Hutcheon does not quite deliver on her promise of inclusivity.  Unable or unwilling to break the “habit” of adaptation scholars who came before her, Hutcheon’s study also concentrates on “novels and films,” the word “film” appearing on 229 pages, compared to, say, “painting” on 17 pages, including index and bibliography.   There is no mention at all of collage or assemblage.  Left out are the projects of Dada, Neo-Dada and Pop, as well as the debates about Kitsch, Camp and Pastiche that were central to Postmodernism.

Hutcheon’s definition of “adaptation” is at once too broad and too narrow.  Her brief statements on “What Is Not an Adaptation?” are welcome yet imprecise and contradictory.  What is worse, her definition is at times arbitrary.   She states, for instance, that “fan fiction” is not a form of adaptation, offering no explanation for its exclusion.

I agree with Hutcheon that adaptations need to be readable as a version, an acknowledged take on or taking of something we perceive as same yet different.  Adaptations are not copies, and, as spurious as they may sometimes strike us, they are not fakes, either.

Hutcheon distinguishes between parody and adaptation, claiming that the former does not need to be acknowledged.  If unacknowledged, parodies – or any other form of adaptation – cannot operate qua adaptation.  They are like irony in that respect.  You just can’t be ironic all by yourself.  Any dance of the index fingers needs an audience.

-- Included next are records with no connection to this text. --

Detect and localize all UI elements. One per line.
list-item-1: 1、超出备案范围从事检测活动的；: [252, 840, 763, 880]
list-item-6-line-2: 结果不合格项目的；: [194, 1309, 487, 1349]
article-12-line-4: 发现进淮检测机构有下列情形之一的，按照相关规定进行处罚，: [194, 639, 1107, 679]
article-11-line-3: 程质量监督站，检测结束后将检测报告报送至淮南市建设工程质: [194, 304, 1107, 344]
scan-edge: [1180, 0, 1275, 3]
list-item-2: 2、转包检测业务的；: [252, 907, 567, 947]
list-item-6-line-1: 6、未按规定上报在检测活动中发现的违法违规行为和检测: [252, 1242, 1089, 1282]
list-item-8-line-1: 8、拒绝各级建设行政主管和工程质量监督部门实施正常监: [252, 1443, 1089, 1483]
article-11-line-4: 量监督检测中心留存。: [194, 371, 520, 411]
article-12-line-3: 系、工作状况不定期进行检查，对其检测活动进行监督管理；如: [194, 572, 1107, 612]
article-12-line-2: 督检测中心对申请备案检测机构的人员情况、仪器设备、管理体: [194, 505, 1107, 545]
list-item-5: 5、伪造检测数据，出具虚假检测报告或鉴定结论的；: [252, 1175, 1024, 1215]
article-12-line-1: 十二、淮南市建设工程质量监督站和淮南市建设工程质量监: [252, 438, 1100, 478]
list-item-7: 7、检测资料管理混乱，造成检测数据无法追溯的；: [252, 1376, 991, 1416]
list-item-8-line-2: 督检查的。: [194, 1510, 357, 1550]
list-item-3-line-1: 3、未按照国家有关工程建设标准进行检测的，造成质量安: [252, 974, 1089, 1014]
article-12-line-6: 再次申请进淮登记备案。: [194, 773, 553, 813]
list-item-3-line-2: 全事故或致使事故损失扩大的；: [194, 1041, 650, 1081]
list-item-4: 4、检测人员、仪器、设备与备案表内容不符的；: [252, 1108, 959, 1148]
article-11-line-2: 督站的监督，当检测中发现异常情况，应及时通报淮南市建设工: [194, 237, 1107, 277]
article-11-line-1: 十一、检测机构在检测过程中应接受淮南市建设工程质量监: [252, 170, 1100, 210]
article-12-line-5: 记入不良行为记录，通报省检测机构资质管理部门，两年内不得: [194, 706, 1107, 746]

As I see it, adaptations, be they parodies or pastiche, anarchic or reverent, have to exist as concrete products – rather than ideas or themes – that are distinct from yet related to other products with which they engage or from which they openly borrow in more or less creative acts of transformation.

Am I an adaptation?

Hutcheon, who does not insist on a change in medium as a criterion for adaptation, cites a source that identifies as a “new entertainment norm” the “process where integral elements of a fiction get dispersed systematically across multiple delivery channels for the purpose of creating a unified and coordinated entertainment experience.”  The resulting products are not meant to exist independently but serve as a deliberate fragmentation for the sake of maximizing market potential and profits by increasing the potential audience.  Is this still adaptation? Perhaps, if the audience rejects to buy the lot.

Buying the lot is something I rarely do.  I pick and choose, take apart and transform according to my own desires and limitations.  And pick apart I must when I read Hutcheon’s comments on radio drama as a form of “showing” like “all performance media,” at which point her study recommends itself for recycling as pulp.  Anyone who appreciates the hybridity of radio plays would balk at such simplifications.

Trying to make a case for elevating their cultural status, Hutcheon asks: “If adaptations are … such inferior and secondary creations why then are they so omnipresent in our culture and, indeed increasing steadily in number?” Well, junk food is “omnipresent” – and so are feebly argued studies – which does not make either any less “inferior.”  Besides, the question is not whether adaptations are good, bad or indifferent.  The question is: what are and what ain’t they?